Na szczęście widać światełko w tunelu. Komisja Nadzoru Finansowego zarekomendowała zmiany, zgodnie z którymi papierową umowę leasingu mogłaby zastąpić forma dokumentowa. Jak informuje "Puls Biznesu", na razie prace są na etapie wewnątrzresortowym. Jeśli zmiany wejdą w życie, podpisanie umowy leasingu będzie znacznie łatwiejsze niż dotychczas.

– Forma dokumentowa jest definiowana przez kodeks cywilny bardzo szeroko. Umożliwia ona złożenie oświadczenia woli w dowolnej postaci, którą można udokumentować, na przykład w formie SMS-a, maila czy podczas nagranej rozmowy telefonicznej. Ważne, aby taki dokument, na przykład w formie pliku pdf, można było później odczytać i przypisać do konkretnej osoby – wyjaśnia radca prawny, Paweł Punda.

Szanse na zmiany są duże, gdyż sama Komisja Nadzoru Finansowego orzekła, że obecna forma umowy leasingu stanowi barierę w rozwoju rynku, którą trzeba usunąć. KNF zwraca też uwagę na ekologiczny i finansowy aspekt sprawy – rezygnacja z papierologii wymagałaby bowiem mniejszego zaangażowania zasobów.

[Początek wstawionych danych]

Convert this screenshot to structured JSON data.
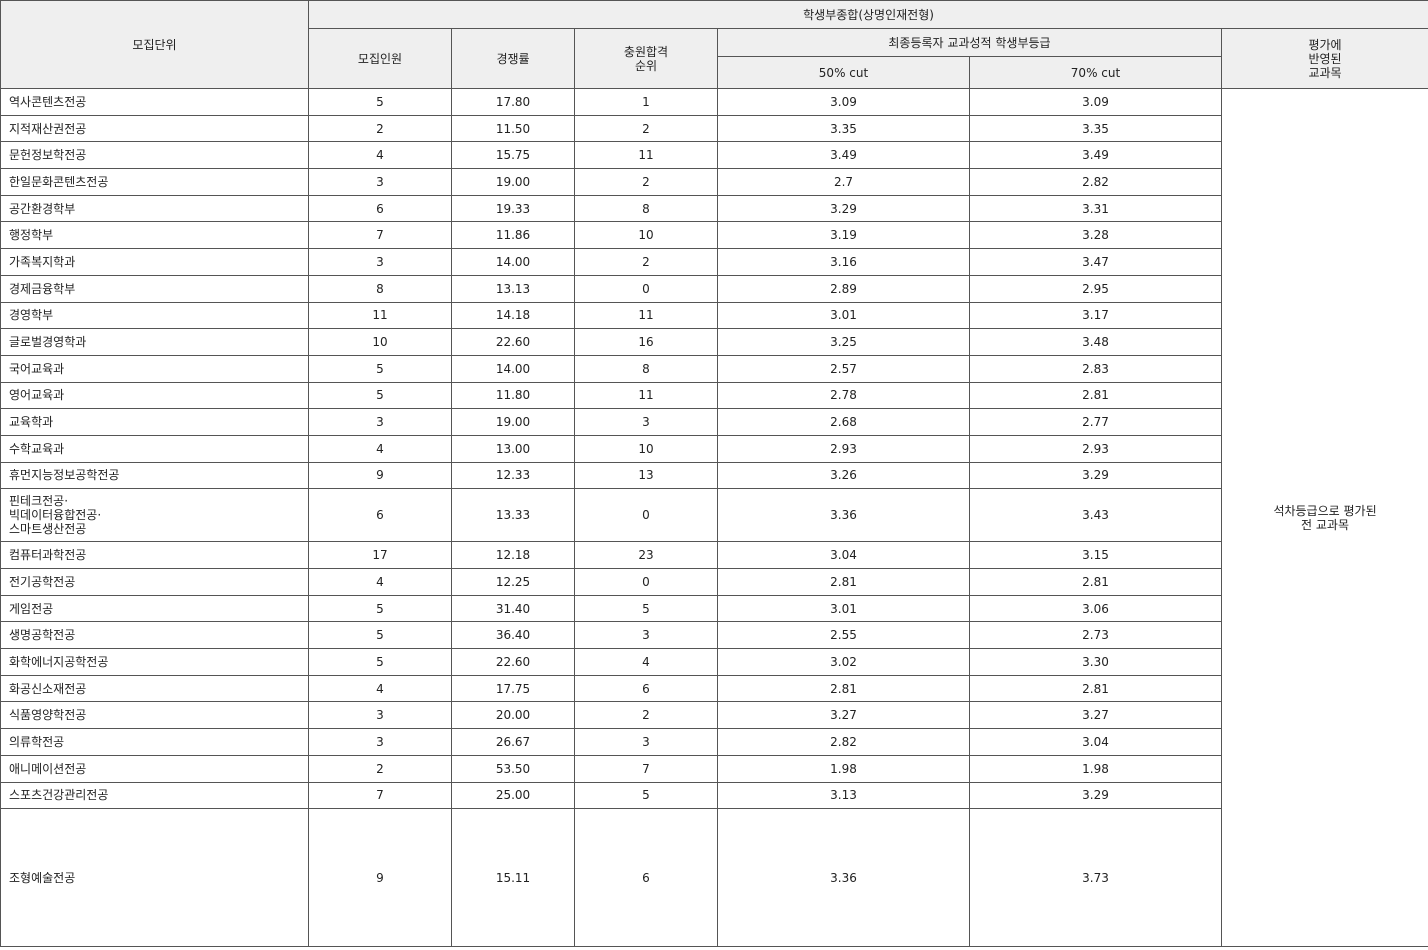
{
  "table": {
    "header": {
      "unit": "모집단위",
      "group": "학생부종합(상명인재전형)",
      "quota": "모집인원",
      "competition": "경쟁률",
      "waitlist_rank": "충원합격\n순위",
      "grade_group": "최종등록자 교과성적 학생부등급",
      "cut50": "50% cut",
      "cut70": "70% cut",
      "subjects_header": "평가에\n반영된\n교과목"
    },
    "subjects_note": "석차등급으로 평가된\n전 교과목",
    "rows": [
      {
        "name": "역사콘텐츠전공",
        "quota": "5",
        "rate": "17.80",
        "rank": "1",
        "cut50": "3.09",
        "cut70": "3.09"
      },
      {
        "name": "지적재산권전공",
        "quota": "2",
        "rate": "11.50",
        "rank": "2",
        "cut50": "3.35",
        "cut70": "3.35"
      },
      {
        "name": "문헌정보학전공",
        "quota": "4",
        "rate": "15.75",
        "rank": "11",
        "cut50": "3.49",
        "cut70": "3.49"
      },
      {
        "name": "한일문화콘텐츠전공",
        "quota": "3",
        "rate": "19.00",
        "rank": "2",
        "cut50": "2.7",
        "cut70": "2.82"
      },
      {
        "name": "공간환경학부",
        "quota": "6",
        "rate": "19.33",
        "rank": "8",
        "cut50": "3.29",
        "cut70": "3.31"
      },
      {
        "name": "행정학부",
        "quota": "7",
        "rate": "11.86",
        "rank": "10",
        "cut50": "3.19",
        "cut70": "3.28"
      },
      {
        "name": "가족복지학과",
        "quota": "3",
        "rate": "14.00",
        "rank": "2",
        "cut50": "3.16",
        "cut70": "3.47"
      },
      {
        "name": "경제금융학부",
        "quota": "8",
        "rate": "13.13",
        "rank": "0",
        "cut50": "2.89",
        "cut70": "2.95"
      },
      {
        "name": "경영학부",
        "quota": "11",
        "rate": "14.18",
        "rank": "11",
        "cut50": "3.01",
        "cut70": "3.17"
      },
      {
        "name": "글로벌경영학과",
        "quota": "10",
        "rate": "22.60",
        "rank": "16",
        "cut50": "3.25",
        "cut70": "3.48"
      },
      {
        "name": "국어교육과",
        "quota": "5",
        "rate": "14.00",
        "rank": "8",
        "cut50": "2.57",
        "cut70": "2.83"
      },
      {
        "name": "영어교육과",
        "quota": "5",
        "rate": "11.80",
        "rank": "11",
        "cut50": "2.78",
        "cut70": "2.81"
      },
      {
        "name": "교육학과",
        "quota": "3",
        "rate": "19.00",
        "rank": "3",
        "cut50": "2.68",
        "cut70": "2.77"
      },
      {
        "name": "수학교육과",
        "quota": "4",
        "rate": "13.00",
        "rank": "10",
        "cut50": "2.93",
        "cut70": "2.93"
      },
      {
        "name": "휴먼지능정보공학전공",
        "quota": "9",
        "rate": "12.33",
        "rank": "13",
        "cut50": "3.26",
        "cut70": "3.29"
      },
      {
        "name": "핀테크전공·\n빅데이터융합전공·\n스마트생산전공",
        "quota": "6",
        "rate": "13.33",
        "rank": "0",
        "cut50": "3.36",
        "cut70": "3.43"
      },
      {
        "name": "컴퓨터과학전공",
        "quota": "17",
        "rate": "12.18",
        "rank": "23",
        "cut50": "3.04",
        "cut70": "3.15"
      },
      {
        "name": "전기공학전공",
        "quota": "4",
        "rate": "12.25",
        "rank": "0",
        "cut50": "2.81",
        "cut70": "2.81"
      },
      {
        "name": "게임전공",
        "quota": "5",
        "rate": "31.40",
        "rank": "5",
        "cut50": "3.01",
        "cut70": "3.06"
      },
      {
        "name": "생명공학전공",
        "quota": "5",
        "rate": "36.40",
        "rank": "3",
        "cut50": "2.55",
        "cut70": "2.73"
      },
      {
        "name": "화학에너지공학전공",
        "quota": "5",
        "rate": "22.60",
        "rank": "4",
        "cut50": "3.02",
        "cut70": "3.30"
      },
      {
        "name": "화공신소재전공",
        "quota": "4",
        "rate": "17.75",
        "rank": "6",
        "cut50": "2.81",
        "cut70": "2.81"
      },
      {
        "name": "식품영양학전공",
        "quota": "3",
        "rate": "20.00",
        "rank": "2",
        "cut50": "3.27",
        "cut70": "3.27"
      },
      {
        "name": "의류학전공",
        "quota": "3",
        "rate": "26.67",
        "rank": "3",
        "cut50": "2.82",
        "cut70": "3.04"
      },
      {
        "name": "애니메이션전공",
        "quota": "2",
        "rate": "53.50",
        "rank": "7",
        "cut50": "1.98",
        "cut70": "1.98"
      },
      {
        "name": "스포츠건강관리전공",
        "quota": "7",
        "rate": "25.00",
        "rank": "5",
        "cut50": "3.13",
        "cut70": "3.29"
      },
      {
        "name": "조형예술전공",
        "quota": "9",
        "rate": "15.11",
        "rank": "6",
        "cut50": "3.36",
        "cut70": "3.73"
      }
    ]
  }
}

Łukasz Domański z Carsmile szacuje, że uproszczenie procesu zawierania umowy mogłoby znacząco przyczynić się do rozwoju branży leasingowej nie tylko w przypadku pojazdów, lecz przede wszystkim tańszych sprzętów, jak np. elektronika czy akcesoria biurowe. Obecnie aż 2/3 umów leasingowych w Polsce przypada bowiem na samochody osobowe i ciężarowe.

Potrzeba zmian w końcu została zauważona, pytanie tylko kiedy nowe przepisy wejdą w życie. Obecnie wszystko jest jeszcze na etapie projektu, więc trudno rzucać konkretnymi datami. Pozostaje mieć nadzieję, że wszystko przebiegnie szybko i sprawnie.